Diese aber ließ in den vergangenen Monaten immer mal wieder auf sich warten: „In den vergangenen drei Monaten ist es besonders schlimm gewesen. Die Heimhelfer tauchen auf, wie der Wind gerade weht“, sagt  Ellen Marie Juhl kopfschüttelnd. Oder auch gar nicht: „Ist alles schon vorgekommen.“ Für die Seniorin bedeutete dies, dass sie ihren Tagesablauf nicht richtig planen konnte und die Besuche bei der Physiotherapie schon gar nicht. Nach dem Aufstehen ist sie auf Hilfe beim Anziehen ihrer Stützstrümpfe angewiesen. Nach dem Aufstehen, wohlgemerkt. Und nicht erst um 10 Uhr oder gar halb 11. „Einmal wurde es gar Mittag, bis die  Heimhelferin vor der Tür stand.“  Für die sozial aktive Ellen Marie Juhl war diese Form von Lotterie  ein Handicap, das zu ihrer eingeschränkten Beweglichkeit hinzukam. „Einen zuständigen Mitarbeiter kenne ich nur vom Telefon“, sagt sie: „Woher aber sollen die Mitarbeiter wissen, was der einzelne Bürger braucht, wenn sie ihn nicht mal kennen?“ Nun, sie könne ja einfach zu ihnen in die  Visitation kommen, wurde ihr telefonisch beschieden, als sich die Rentnerin wieder einmal über die unzureichende Heimhilfe beschwerte. Die Haderslebener Abteilung liegt im Varbergparken. Einfach würde der Weg dorthin für die 71-Jährige gewiss nicht. Erst recht nicht ohne Stützstrümpfe ...

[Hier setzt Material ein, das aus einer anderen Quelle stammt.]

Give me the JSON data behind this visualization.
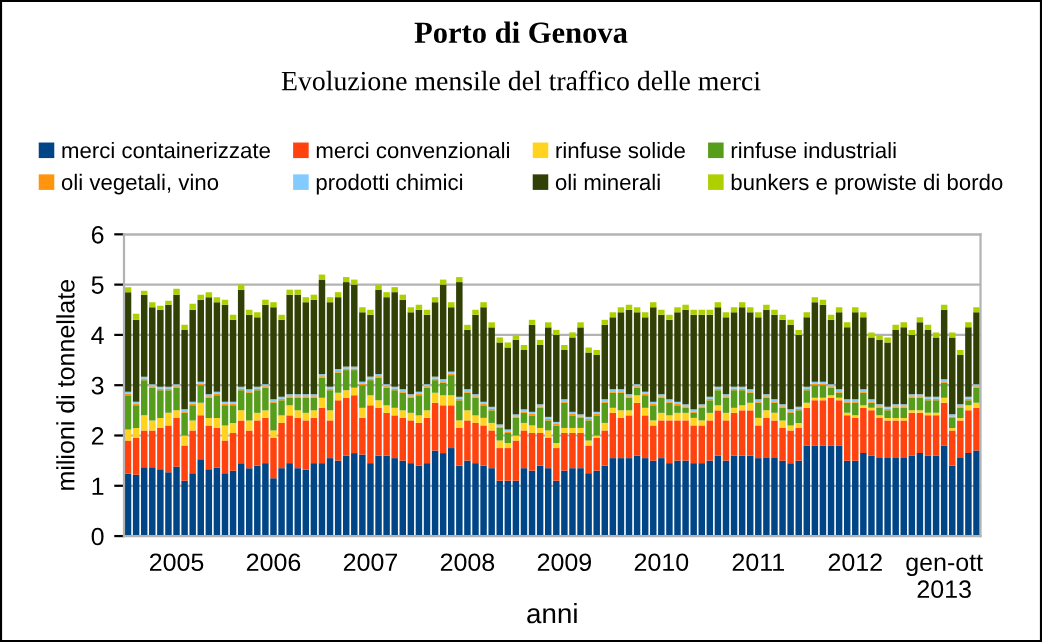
{
  "chart_data": {
    "type": "bar",
    "stacked": true,
    "title": "Porto di Genova",
    "subtitle": "Evoluzione mensile del traffico delle merci",
    "xlabel": "anni",
    "ylabel": "milioni di tonnellate",
    "categories": [
      null,
      null,
      null,
      null,
      null,
      null,
      "2005",
      null,
      null,
      null,
      null,
      null,
      null,
      null,
      null,
      null,
      null,
      null,
      "2006",
      null,
      null,
      null,
      null,
      null,
      null,
      null,
      null,
      null,
      null,
      null,
      "2007",
      null,
      null,
      null,
      null,
      null,
      null,
      null,
      null,
      null,
      null,
      null,
      "2008",
      null,
      null,
      null,
      null,
      null,
      null,
      null,
      null,
      null,
      null,
      null,
      "2009",
      null,
      null,
      null,
      null,
      null,
      null,
      null,
      null,
      null,
      null,
      null,
      "2010",
      null,
      null,
      null,
      null,
      null,
      null,
      null,
      null,
      null,
      null,
      null,
      "2011",
      null,
      null,
      null,
      null,
      null,
      null,
      null,
      null,
      null,
      null,
      null,
      "2012",
      null,
      null,
      null,
      null,
      null,
      null,
      null,
      null,
      null,
      null,
      "gen-ott\n2013",
      null,
      null,
      null,
      null
    ],
    "ylim": [
      0,
      6
    ],
    "yticks": [
      0,
      1,
      2,
      3,
      4,
      5,
      6
    ],
    "grid": "y",
    "legend": "top",
    "series": [
      {
        "name": "merci containerizzate",
        "color": "#004586",
        "values": [
          1.24,
          1.22,
          1.37,
          1.37,
          1.33,
          1.27,
          1.38,
          1.1,
          1.25,
          1.53,
          1.33,
          1.36,
          1.25,
          1.3,
          1.45,
          1.35,
          1.4,
          1.45,
          1.15,
          1.35,
          1.45,
          1.35,
          1.32,
          1.45,
          1.45,
          1.55,
          1.5,
          1.6,
          1.65,
          1.62,
          1.45,
          1.6,
          1.6,
          1.55,
          1.5,
          1.45,
          1.4,
          1.45,
          1.7,
          1.65,
          1.75,
          1.4,
          1.5,
          1.45,
          1.4,
          1.35,
          1.1,
          1.1,
          1.1,
          1.35,
          1.3,
          1.4,
          1.35,
          1.1,
          1.3,
          1.35,
          1.35,
          1.25,
          1.3,
          1.4,
          1.55,
          1.55,
          1.55,
          1.6,
          1.55,
          1.5,
          1.55,
          1.45,
          1.5,
          1.5,
          1.45,
          1.45,
          1.5,
          1.6,
          1.5,
          1.6,
          1.6,
          1.6,
          1.55,
          1.55,
          1.55,
          1.5,
          1.45,
          1.5,
          1.8,
          1.8,
          1.8,
          1.8,
          1.8,
          1.5,
          1.5,
          1.65,
          1.6,
          1.55,
          1.55,
          1.55,
          1.55,
          1.6,
          1.65,
          1.6,
          1.6,
          1.8,
          1.4,
          1.55,
          1.65,
          1.7
        ]
      },
      {
        "name": "merci convenzionali",
        "color": "#ff420e",
        "values": [
          0.66,
          0.73,
          0.73,
          0.73,
          0.82,
          0.93,
          0.97,
          0.7,
          0.85,
          0.87,
          0.87,
          0.79,
          0.65,
          0.75,
          0.85,
          0.75,
          0.9,
          0.9,
          0.8,
          0.9,
          0.95,
          1.0,
          0.98,
          0.9,
          1.1,
          0.75,
          1.2,
          1.15,
          1.15,
          0.73,
          1.15,
          0.95,
          0.85,
          0.85,
          0.85,
          0.85,
          0.85,
          0.9,
          0.95,
          0.95,
          0.85,
          0.75,
          0.8,
          0.8,
          0.8,
          0.75,
          0.65,
          0.65,
          0.8,
          0.75,
          0.75,
          0.65,
          0.6,
          0.65,
          0.75,
          0.7,
          0.7,
          0.55,
          0.65,
          0.7,
          0.9,
          0.8,
          0.85,
          1.05,
          0.85,
          0.7,
          0.75,
          0.85,
          0.8,
          0.8,
          0.75,
          0.75,
          0.8,
          0.9,
          0.8,
          0.85,
          0.9,
          0.9,
          0.65,
          0.8,
          0.75,
          0.65,
          0.65,
          0.65,
          0.75,
          0.9,
          0.9,
          0.95,
          0.9,
          0.9,
          0.85,
          0.9,
          0.9,
          0.8,
          0.75,
          0.75,
          0.75,
          0.85,
          0.8,
          0.8,
          0.8,
          0.85,
          0.7,
          0.75,
          0.85,
          0.85
        ]
      },
      {
        "name": "rinfuse solide",
        "color": "#ffd320",
        "values": [
          0.22,
          0.2,
          0.3,
          0.2,
          0.2,
          0.25,
          0.15,
          0.2,
          0.2,
          0.25,
          0.15,
          0.2,
          0.3,
          0.2,
          0.2,
          0.2,
          0.15,
          0.15,
          0.15,
          0.15,
          0.2,
          0.15,
          0.15,
          0.15,
          0.2,
          0.2,
          0.15,
          0.15,
          0.15,
          0.2,
          0.2,
          0.15,
          0.15,
          0.15,
          0.15,
          0.15,
          0.15,
          0.15,
          0.2,
          0.2,
          0.2,
          0.15,
          0.2,
          0.15,
          0.15,
          0.15,
          0.15,
          0.1,
          0.1,
          0.15,
          0.15,
          0.1,
          0.15,
          0.1,
          0.1,
          0.1,
          0.1,
          0.1,
          0.05,
          0.15,
          0.1,
          0.15,
          0.1,
          0.15,
          0.15,
          0.1,
          0.15,
          0.1,
          0.15,
          0.15,
          0.15,
          0.1,
          0.15,
          0.1,
          0.15,
          0.1,
          0.1,
          0.15,
          0.15,
          0.15,
          0.15,
          0.15,
          0.1,
          0.1,
          0.1,
          0.05,
          0.05,
          0.05,
          0.05,
          0.05,
          0.05,
          0.05,
          0.05,
          0.05,
          0.05,
          0.05,
          0.05,
          0.05,
          0.05,
          0.05,
          0.05,
          0.1,
          0.05,
          0.05,
          0.1,
          0.1
        ]
      },
      {
        "name": "rinfuse industriali",
        "color": "#579d1c",
        "values": [
          0.68,
          0.45,
          0.7,
          0.65,
          0.55,
          0.45,
          0.45,
          0.45,
          0.3,
          0.35,
          0.4,
          0.45,
          0.4,
          0.35,
          0.4,
          0.55,
          0.45,
          0.45,
          0.55,
          0.3,
          0.15,
          0.25,
          0.3,
          0.25,
          0.4,
          0.4,
          0.4,
          0.4,
          0.35,
          0.45,
          0.3,
          0.45,
          0.35,
          0.35,
          0.35,
          0.3,
          0.4,
          0.45,
          0.25,
          0.25,
          0.4,
          0.4,
          0.35,
          0.35,
          0.25,
          0.25,
          0.25,
          0.2,
          0.35,
          0.2,
          0.2,
          0.4,
          0.2,
          0.35,
          0.5,
          0.25,
          0.2,
          0.4,
          0.4,
          0.4,
          0.3,
          0.35,
          0.25,
          0.15,
          0.25,
          0.3,
          0.3,
          0.25,
          0.15,
          0.1,
          0.1,
          0.25,
          0.25,
          0.3,
          0.3,
          0.35,
          0.3,
          0.2,
          0.3,
          0.25,
          0.2,
          0.25,
          0.25,
          0.25,
          0.25,
          0.25,
          0.25,
          0.15,
          0.1,
          0.2,
          0.25,
          0.25,
          0.1,
          0.15,
          0.15,
          0.2,
          0.2,
          0.25,
          0.25,
          0.25,
          0.25,
          0.3,
          0.2,
          0.2,
          0.1,
          0.3
        ]
      },
      {
        "name": "oli vegetali, vino",
        "color": "#ff950e",
        "values": [
          0.03,
          0.03,
          0.03,
          0.03,
          0.03,
          0.03,
          0.03,
          0.03,
          0.03,
          0.03,
          0.03,
          0.03,
          0.03,
          0.03,
          0.03,
          0.03,
          0.03,
          0.03,
          0.03,
          0.03,
          0.03,
          0.03,
          0.03,
          0.03,
          0.03,
          0.03,
          0.03,
          0.03,
          0.03,
          0.03,
          0.03,
          0.03,
          0.03,
          0.03,
          0.03,
          0.03,
          0.03,
          0.03,
          0.03,
          0.03,
          0.03,
          0.03,
          0.03,
          0.03,
          0.03,
          0.03,
          0.03,
          0.03,
          0.03,
          0.03,
          0.03,
          0.03,
          0.03,
          0.03,
          0.03,
          0.03,
          0.03,
          0.03,
          0.03,
          0.03,
          0.03,
          0.03,
          0.03,
          0.03,
          0.03,
          0.03,
          0.03,
          0.03,
          0.03,
          0.03,
          0.03,
          0.03,
          0.03,
          0.03,
          0.03,
          0.03,
          0.03,
          0.03,
          0.03,
          0.03,
          0.03,
          0.03,
          0.03,
          0.03,
          0.03,
          0.03,
          0.03,
          0.03,
          0.03,
          0.03,
          0.03,
          0.03,
          0.03,
          0.03,
          0.03,
          0.03,
          0.03,
          0.03,
          0.03,
          0.03,
          0.03,
          0.03,
          0.03,
          0.03,
          0.03,
          0.03
        ]
      },
      {
        "name": "prodotti chimici",
        "color": "#83caff",
        "values": [
          0.04,
          0.04,
          0.04,
          0.04,
          0.04,
          0.04,
          0.04,
          0.04,
          0.04,
          0.04,
          0.04,
          0.04,
          0.04,
          0.04,
          0.04,
          0.04,
          0.04,
          0.04,
          0.04,
          0.04,
          0.04,
          0.04,
          0.04,
          0.04,
          0.04,
          0.04,
          0.04,
          0.04,
          0.04,
          0.04,
          0.04,
          0.04,
          0.04,
          0.04,
          0.04,
          0.04,
          0.04,
          0.04,
          0.04,
          0.04,
          0.04,
          0.04,
          0.04,
          0.04,
          0.04,
          0.04,
          0.04,
          0.04,
          0.04,
          0.04,
          0.04,
          0.04,
          0.04,
          0.04,
          0.04,
          0.04,
          0.04,
          0.04,
          0.04,
          0.04,
          0.04,
          0.04,
          0.04,
          0.04,
          0.04,
          0.04,
          0.04,
          0.04,
          0.04,
          0.04,
          0.04,
          0.04,
          0.04,
          0.04,
          0.04,
          0.04,
          0.04,
          0.04,
          0.04,
          0.04,
          0.04,
          0.04,
          0.04,
          0.04,
          0.04,
          0.04,
          0.04,
          0.04,
          0.04,
          0.04,
          0.04,
          0.04,
          0.04,
          0.04,
          0.04,
          0.04,
          0.04,
          0.04,
          0.04,
          0.04,
          0.04,
          0.04,
          0.04,
          0.04,
          0.04,
          0.04
        ]
      },
      {
        "name": "oli minerali",
        "color": "#314004",
        "values": [
          1.98,
          1.63,
          1.63,
          1.53,
          1.53,
          1.63,
          1.78,
          1.58,
          1.83,
          1.63,
          1.93,
          1.78,
          1.93,
          1.63,
          1.93,
          1.48,
          1.38,
          1.58,
          1.83,
          1.53,
          1.98,
          1.98,
          1.83,
          1.88,
          1.88,
          1.68,
          1.43,
          1.68,
          1.63,
          1.38,
          1.23,
          1.68,
          1.73,
          1.88,
          1.78,
          1.63,
          1.63,
          1.38,
          1.48,
          1.88,
          1.28,
          2.28,
          1.18,
          1.58,
          1.88,
          1.58,
          1.63,
          1.63,
          1.48,
          1.18,
          1.73,
          1.18,
          1.78,
          1.73,
          0.98,
          1.48,
          1.73,
          1.28,
          1.13,
          1.48,
          1.43,
          1.53,
          1.68,
          1.43,
          1.48,
          1.88,
          1.58,
          1.58,
          1.78,
          1.88,
          1.88,
          1.78,
          1.63,
          1.58,
          1.53,
          1.48,
          1.58,
          1.53,
          1.63,
          1.68,
          1.68,
          1.68,
          1.68,
          1.43,
          1.38,
          1.58,
          1.53,
          1.28,
          1.53,
          1.43,
          1.73,
          1.43,
          1.23,
          1.28,
          1.28,
          1.48,
          1.53,
          1.18,
          1.43,
          1.33,
          1.18,
          1.38,
          1.53,
          0.98,
          1.38,
          1.43
        ]
      },
      {
        "name": "bunkers e prowiste di bordo",
        "color": "#aecf00",
        "values": [
          0.1,
          0.12,
          0.08,
          0.1,
          0.08,
          0.08,
          0.12,
          0.1,
          0.12,
          0.1,
          0.1,
          0.1,
          0.1,
          0.1,
          0.1,
          0.1,
          0.1,
          0.1,
          0.1,
          0.1,
          0.1,
          0.1,
          0.1,
          0.1,
          0.1,
          0.1,
          0.1,
          0.1,
          0.1,
          0.1,
          0.1,
          0.1,
          0.1,
          0.1,
          0.1,
          0.1,
          0.1,
          0.1,
          0.1,
          0.1,
          0.1,
          0.1,
          0.1,
          0.1,
          0.1,
          0.1,
          0.1,
          0.1,
          0.1,
          0.1,
          0.1,
          0.1,
          0.1,
          0.1,
          0.1,
          0.1,
          0.1,
          0.1,
          0.1,
          0.1,
          0.1,
          0.1,
          0.1,
          0.1,
          0.1,
          0.1,
          0.1,
          0.1,
          0.1,
          0.1,
          0.1,
          0.1,
          0.1,
          0.1,
          0.1,
          0.1,
          0.1,
          0.1,
          0.1,
          0.1,
          0.1,
          0.1,
          0.1,
          0.1,
          0.1,
          0.1,
          0.1,
          0.1,
          0.1,
          0.1,
          0.1,
          0.1,
          0.1,
          0.1,
          0.1,
          0.1,
          0.1,
          0.1,
          0.1,
          0.1,
          0.1,
          0.1,
          0.1,
          0.1,
          0.1,
          0.1
        ]
      }
    ]
  }
}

Also hatte sie sich in den vergangenen Monaten immer wieder auf telefonischem Wege versucht: „Da kann es einem passieren, dass man die 25. in der Warteschleife ist“, sagt sie: „Ganz ehrlich, so kann man die Leute nicht behandeln!“ Die Seniorin weiß, wovon sie spricht: Sie hat früher selbst als Heimhelferin gearbeitet. Aber das waren noch andere Zeiten: „Neulich hatte ich eine Heimhelferin, die eine Doppelschicht hinter sich hatte! Das darf nicht wahr sein. Ein anderes Mal hieß es: Ups, wir haben dich ganz vergessen.“

Auch die Vertrauensbeauftragten der Gewerkschaft FOA habe sie bereits kontaktiert: „Sie kennen das Problem, haben es auch wiederholt zur Sprache gebracht. Nichts passiert“, sagt Ellen Marie Juhl.
Einmal habe sie den Chef der kommunalen Gesundheitsverwaltung persönlich angerufen, als die Hilfe wieder einmal ausblieb: „Das hat geholfen. Es kam jemand! Nur: Was machen jene Bürger, die sich nicht wie ich zu Wort melden können?“

Zumindest für Ellen Marie Juhl ist die kommunale Heimhilfe erst einmal ein überstandenes Kapitel: Seit dem gestrigen Mittwoch kommt die Gesundheitshilfe (Sundplejen) zu ihr, ein privater Heimhilfeservice, der sich im Vorjahr in der Domstadt etabliert hat. Und zwar schon morgens um 9 Uhr: „Es hat richtig gut begonnen“, stellt Ellen Marie Juhl zufrieden fest. Wie berichtet, hat die kommunale Verwaltung vorgeschlagen, das   Dienstleistungsangebot neu zu überdenken und das Budget aufzustocken. Die stellvertretende Vorsitzende des für diesen Bereich zuständigen Erwachsenenservice hat ihrerseits bereits angekündigt, die Qualitätsstandards der kommunalen Dienstleistungen  erneut als Thema in den Ausschuss einzubringen.